Il y a des vies qu’on raconte comme un dossier qu’on empile, et il y a celle de Coumba Bah, qu’elle refuse elle-même de lire ainsi. Bamako, un baccalauréat obtenu en 1989, puis les États-Unis, où elle acquiert une licence en chimie et un master en sciences et technologies alimentaires, avant de passer près d’une décennie à diriger des systèmes de qualité dans l’industrie agroalimentaire américaine. Vient alors ce qu’elle nomme, sans grandiloquence, l’année du retour à l’équilibre. « Je ressentais qu’après les années d’apprentissage et d’expérience acquises à l’étranger, il était temps de mettre mes compétences au service de ma communauté », confie-t-elle.

De retour au pays, elle intègre l’aviation civile, apprentissage silencieux de ce que la gouvernance a de plus intime, ses procédures, ses altitudes de décision, ses zones de turbulence invisibles au passager ordinaire. Mais c’est ailleurs que se prépare la vraie combustion, celle de l’engagement citoyen. Elle fonde SOS Démocratie, puis Démocratie 101, avant de faire naître, en 2012, GEMACO, Génération Mali Consciente, coalition rassemblant des dizaines d’organisations de jeunesse autour de la paix et de la cohésion nationale.

Son parcours la conduit ensuite jusqu’aux Nations Unies, à ONU Femmes, où elle élabore des stratégies de plaidoyer pour l’égalité, à l’échelle du Mali comme de l’Afrique de l’Ouest et du Centre tout entière. « Cette expérience a renforcé ma conviction que la communication, lorsqu’elle est stratégique et profondément humaine, peut influencer les politiques publiques, transformer les comportements et ouvrir de nouvelles perspectives », dit-elle.
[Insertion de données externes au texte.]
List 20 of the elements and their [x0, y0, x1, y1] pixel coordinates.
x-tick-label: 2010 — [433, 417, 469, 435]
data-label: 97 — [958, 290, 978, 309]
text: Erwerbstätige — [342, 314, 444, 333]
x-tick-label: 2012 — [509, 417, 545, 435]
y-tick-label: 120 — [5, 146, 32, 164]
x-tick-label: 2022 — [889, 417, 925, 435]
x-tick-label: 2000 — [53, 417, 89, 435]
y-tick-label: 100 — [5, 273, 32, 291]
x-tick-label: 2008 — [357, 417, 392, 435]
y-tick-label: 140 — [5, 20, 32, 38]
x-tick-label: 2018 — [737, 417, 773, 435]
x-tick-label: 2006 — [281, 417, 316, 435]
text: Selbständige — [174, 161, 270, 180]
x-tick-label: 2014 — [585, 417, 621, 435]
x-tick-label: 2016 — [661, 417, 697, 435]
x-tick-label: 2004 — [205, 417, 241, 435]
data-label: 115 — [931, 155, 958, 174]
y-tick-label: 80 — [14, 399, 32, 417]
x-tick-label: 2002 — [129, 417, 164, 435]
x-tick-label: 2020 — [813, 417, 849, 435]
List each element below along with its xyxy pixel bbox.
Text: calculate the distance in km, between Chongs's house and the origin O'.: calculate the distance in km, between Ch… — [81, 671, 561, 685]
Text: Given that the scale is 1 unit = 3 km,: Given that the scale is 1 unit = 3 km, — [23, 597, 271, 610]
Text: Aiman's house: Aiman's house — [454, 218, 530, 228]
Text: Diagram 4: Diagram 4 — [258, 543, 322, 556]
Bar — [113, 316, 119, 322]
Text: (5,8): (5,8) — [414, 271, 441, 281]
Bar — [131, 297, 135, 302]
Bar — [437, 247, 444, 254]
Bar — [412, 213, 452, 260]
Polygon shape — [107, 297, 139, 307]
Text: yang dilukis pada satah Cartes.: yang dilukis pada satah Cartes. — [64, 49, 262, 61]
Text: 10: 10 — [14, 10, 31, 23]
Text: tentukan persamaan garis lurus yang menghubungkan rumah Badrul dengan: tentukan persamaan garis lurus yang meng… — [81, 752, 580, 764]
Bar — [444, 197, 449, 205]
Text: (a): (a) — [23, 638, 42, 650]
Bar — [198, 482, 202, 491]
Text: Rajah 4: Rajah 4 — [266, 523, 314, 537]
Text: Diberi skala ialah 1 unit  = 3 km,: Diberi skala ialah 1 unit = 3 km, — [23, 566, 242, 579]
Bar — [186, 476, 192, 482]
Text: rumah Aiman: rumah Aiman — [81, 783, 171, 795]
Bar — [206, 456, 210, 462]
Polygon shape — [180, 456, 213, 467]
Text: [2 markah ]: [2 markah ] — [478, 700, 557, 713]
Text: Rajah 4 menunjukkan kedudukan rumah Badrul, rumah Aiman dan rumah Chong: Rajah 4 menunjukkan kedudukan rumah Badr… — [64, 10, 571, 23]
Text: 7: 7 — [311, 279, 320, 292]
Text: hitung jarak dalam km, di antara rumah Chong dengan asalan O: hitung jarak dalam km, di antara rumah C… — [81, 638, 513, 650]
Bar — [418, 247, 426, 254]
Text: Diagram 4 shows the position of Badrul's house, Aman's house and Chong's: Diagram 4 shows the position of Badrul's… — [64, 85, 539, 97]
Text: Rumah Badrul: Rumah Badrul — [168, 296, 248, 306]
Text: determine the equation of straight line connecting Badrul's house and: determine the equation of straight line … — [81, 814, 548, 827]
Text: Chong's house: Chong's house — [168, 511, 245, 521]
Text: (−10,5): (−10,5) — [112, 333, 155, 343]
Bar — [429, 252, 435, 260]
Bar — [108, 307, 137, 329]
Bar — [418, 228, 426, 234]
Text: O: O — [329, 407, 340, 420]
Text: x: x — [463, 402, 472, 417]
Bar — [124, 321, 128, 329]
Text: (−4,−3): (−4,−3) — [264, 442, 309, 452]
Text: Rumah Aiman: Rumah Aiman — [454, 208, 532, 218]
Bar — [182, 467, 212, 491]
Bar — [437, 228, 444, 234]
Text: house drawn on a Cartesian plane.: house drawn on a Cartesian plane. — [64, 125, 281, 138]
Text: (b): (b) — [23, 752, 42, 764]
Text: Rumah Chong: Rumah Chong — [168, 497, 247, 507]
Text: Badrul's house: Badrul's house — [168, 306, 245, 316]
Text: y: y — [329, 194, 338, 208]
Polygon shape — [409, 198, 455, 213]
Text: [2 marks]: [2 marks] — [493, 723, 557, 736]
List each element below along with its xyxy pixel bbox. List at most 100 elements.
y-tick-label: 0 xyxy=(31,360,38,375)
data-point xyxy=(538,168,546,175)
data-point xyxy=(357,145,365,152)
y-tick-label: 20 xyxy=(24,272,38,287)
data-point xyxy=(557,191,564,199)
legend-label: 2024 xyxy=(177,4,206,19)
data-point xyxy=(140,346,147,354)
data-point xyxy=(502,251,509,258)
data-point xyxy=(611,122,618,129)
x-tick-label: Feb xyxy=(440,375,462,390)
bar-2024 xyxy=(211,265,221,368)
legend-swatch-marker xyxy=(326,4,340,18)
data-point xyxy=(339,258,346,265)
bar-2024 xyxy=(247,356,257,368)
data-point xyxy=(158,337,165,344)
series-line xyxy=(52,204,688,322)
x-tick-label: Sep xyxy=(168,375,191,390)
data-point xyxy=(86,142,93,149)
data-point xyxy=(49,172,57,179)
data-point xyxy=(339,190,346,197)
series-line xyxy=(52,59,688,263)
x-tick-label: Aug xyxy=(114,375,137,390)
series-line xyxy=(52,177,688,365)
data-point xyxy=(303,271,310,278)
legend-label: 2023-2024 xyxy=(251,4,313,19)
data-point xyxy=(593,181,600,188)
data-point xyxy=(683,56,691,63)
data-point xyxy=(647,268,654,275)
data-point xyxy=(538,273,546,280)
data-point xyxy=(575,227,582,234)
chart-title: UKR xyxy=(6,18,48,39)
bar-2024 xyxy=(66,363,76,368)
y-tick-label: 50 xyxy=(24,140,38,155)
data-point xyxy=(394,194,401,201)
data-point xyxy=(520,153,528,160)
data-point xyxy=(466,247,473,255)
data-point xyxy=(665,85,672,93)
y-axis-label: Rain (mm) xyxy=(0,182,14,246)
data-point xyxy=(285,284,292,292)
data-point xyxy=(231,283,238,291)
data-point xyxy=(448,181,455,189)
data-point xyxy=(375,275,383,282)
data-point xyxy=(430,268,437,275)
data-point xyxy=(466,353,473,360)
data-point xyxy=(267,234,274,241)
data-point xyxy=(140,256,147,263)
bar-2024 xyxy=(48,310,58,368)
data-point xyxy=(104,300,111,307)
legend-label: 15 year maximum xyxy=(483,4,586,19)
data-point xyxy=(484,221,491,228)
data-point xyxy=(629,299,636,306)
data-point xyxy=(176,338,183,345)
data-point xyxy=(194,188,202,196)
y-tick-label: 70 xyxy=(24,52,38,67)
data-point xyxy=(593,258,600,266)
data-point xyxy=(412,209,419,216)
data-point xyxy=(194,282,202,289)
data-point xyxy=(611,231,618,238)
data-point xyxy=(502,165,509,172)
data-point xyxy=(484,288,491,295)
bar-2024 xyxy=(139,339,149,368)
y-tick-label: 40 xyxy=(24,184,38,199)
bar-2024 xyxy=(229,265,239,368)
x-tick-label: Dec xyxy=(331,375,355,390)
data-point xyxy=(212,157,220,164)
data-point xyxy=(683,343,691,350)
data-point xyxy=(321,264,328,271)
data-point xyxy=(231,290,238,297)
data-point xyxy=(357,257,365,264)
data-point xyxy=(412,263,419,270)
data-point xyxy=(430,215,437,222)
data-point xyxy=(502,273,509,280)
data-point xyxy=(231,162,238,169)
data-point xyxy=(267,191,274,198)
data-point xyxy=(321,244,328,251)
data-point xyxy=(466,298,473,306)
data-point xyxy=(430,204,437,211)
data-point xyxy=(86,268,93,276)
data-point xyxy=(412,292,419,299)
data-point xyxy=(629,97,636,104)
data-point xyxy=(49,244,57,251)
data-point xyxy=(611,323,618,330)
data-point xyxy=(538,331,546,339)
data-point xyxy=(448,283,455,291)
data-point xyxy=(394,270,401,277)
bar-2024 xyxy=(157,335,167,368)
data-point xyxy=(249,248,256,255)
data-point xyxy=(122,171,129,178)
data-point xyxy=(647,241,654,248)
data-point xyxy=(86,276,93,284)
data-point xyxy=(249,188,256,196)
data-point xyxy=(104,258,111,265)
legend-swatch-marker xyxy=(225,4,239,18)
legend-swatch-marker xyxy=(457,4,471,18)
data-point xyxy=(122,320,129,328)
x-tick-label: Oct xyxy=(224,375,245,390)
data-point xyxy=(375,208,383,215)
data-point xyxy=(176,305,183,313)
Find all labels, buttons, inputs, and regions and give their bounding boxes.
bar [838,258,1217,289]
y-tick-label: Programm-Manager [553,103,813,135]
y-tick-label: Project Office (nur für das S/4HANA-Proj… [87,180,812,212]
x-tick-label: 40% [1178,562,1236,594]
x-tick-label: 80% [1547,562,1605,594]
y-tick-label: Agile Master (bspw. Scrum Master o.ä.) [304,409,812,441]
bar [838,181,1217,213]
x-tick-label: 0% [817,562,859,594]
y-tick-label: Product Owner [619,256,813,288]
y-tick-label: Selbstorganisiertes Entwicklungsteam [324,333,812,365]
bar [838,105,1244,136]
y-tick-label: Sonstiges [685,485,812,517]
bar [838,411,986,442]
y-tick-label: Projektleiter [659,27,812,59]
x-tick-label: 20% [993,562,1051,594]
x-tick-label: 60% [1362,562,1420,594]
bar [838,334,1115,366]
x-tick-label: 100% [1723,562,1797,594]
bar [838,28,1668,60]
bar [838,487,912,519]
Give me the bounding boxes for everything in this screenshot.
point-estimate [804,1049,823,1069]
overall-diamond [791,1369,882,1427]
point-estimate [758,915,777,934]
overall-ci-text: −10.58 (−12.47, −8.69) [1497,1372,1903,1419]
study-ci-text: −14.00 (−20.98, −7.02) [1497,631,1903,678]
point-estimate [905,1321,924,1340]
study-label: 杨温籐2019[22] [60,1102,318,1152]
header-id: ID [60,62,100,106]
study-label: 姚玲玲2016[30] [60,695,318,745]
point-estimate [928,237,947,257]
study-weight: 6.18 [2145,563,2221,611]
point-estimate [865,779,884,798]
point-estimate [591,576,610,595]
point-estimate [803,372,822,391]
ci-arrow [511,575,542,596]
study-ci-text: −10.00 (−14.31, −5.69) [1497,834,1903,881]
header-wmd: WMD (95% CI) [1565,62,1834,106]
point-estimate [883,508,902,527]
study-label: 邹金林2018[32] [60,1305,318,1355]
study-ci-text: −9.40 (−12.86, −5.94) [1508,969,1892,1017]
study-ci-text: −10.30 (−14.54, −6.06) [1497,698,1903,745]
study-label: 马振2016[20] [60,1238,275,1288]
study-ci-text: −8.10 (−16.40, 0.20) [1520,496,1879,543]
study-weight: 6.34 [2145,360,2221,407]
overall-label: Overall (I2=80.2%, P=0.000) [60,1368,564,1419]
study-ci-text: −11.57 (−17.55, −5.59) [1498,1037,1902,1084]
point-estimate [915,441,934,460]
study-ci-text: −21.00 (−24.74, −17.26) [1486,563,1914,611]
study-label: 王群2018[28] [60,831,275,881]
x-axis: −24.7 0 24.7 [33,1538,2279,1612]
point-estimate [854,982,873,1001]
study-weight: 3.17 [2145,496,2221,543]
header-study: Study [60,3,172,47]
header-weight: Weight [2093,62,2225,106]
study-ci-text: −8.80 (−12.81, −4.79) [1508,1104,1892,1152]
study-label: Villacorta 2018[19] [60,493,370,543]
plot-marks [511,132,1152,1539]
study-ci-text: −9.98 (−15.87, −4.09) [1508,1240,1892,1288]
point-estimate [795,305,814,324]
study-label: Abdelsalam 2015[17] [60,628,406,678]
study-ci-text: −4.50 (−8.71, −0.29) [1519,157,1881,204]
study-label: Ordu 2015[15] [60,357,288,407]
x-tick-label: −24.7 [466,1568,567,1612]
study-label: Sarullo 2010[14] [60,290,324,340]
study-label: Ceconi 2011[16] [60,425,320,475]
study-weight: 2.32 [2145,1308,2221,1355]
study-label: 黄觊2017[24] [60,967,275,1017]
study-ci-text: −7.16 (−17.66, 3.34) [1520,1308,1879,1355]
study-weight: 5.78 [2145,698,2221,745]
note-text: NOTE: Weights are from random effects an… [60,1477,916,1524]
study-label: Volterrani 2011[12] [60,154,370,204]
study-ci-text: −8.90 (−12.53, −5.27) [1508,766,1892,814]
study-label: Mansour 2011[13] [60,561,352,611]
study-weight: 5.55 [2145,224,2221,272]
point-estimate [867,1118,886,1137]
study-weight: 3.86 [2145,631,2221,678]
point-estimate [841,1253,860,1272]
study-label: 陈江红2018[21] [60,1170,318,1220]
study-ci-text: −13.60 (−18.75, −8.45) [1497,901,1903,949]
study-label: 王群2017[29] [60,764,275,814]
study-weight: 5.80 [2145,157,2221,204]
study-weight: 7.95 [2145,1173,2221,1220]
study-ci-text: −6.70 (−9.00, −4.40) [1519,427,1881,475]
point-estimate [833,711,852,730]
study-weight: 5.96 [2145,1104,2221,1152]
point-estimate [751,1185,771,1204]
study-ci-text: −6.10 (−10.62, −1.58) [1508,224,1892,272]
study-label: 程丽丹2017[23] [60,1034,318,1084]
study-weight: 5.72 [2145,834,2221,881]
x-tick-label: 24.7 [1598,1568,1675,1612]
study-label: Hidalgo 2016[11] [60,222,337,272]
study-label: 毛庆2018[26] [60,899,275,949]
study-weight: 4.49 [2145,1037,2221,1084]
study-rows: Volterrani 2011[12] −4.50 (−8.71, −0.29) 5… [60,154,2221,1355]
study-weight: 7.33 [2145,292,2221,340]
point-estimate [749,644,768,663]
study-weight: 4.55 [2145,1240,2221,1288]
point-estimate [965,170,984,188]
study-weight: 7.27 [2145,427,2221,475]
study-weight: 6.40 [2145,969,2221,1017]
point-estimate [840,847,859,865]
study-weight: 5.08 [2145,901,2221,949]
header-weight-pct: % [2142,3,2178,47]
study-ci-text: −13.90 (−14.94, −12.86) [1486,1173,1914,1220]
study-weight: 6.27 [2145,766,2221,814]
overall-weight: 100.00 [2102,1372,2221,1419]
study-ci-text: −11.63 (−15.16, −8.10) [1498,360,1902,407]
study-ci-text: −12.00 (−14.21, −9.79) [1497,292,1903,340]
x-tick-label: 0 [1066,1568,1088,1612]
C’est dans le prolongement naturel de cette conviction qu’elle fonde, en 2017, Musoya, conçue comme un espace où se racontent, se transmettent et se célèbrent les trajectoires de femmes africaines.

Une seule molécule, refusée en deux temps

Interrogée sur ce qui relie des engagements aussi dissemblables en apparence, la citoyenneté, les médias, la santé publique, elle répond sans la moindre latence, comme si la question appelait une évidence chimique. « Je crois justement qu’il n’y a qu’un seul fil conducteur, le plaidoyer pour une société inclusive où les femmes sont pleinement reconnues comme des citoyennes à part entière, avec les mêmes droits, les mêmes responsabilités et la même légitimité à participer à la construction de notre Mali et de l’Afrique. »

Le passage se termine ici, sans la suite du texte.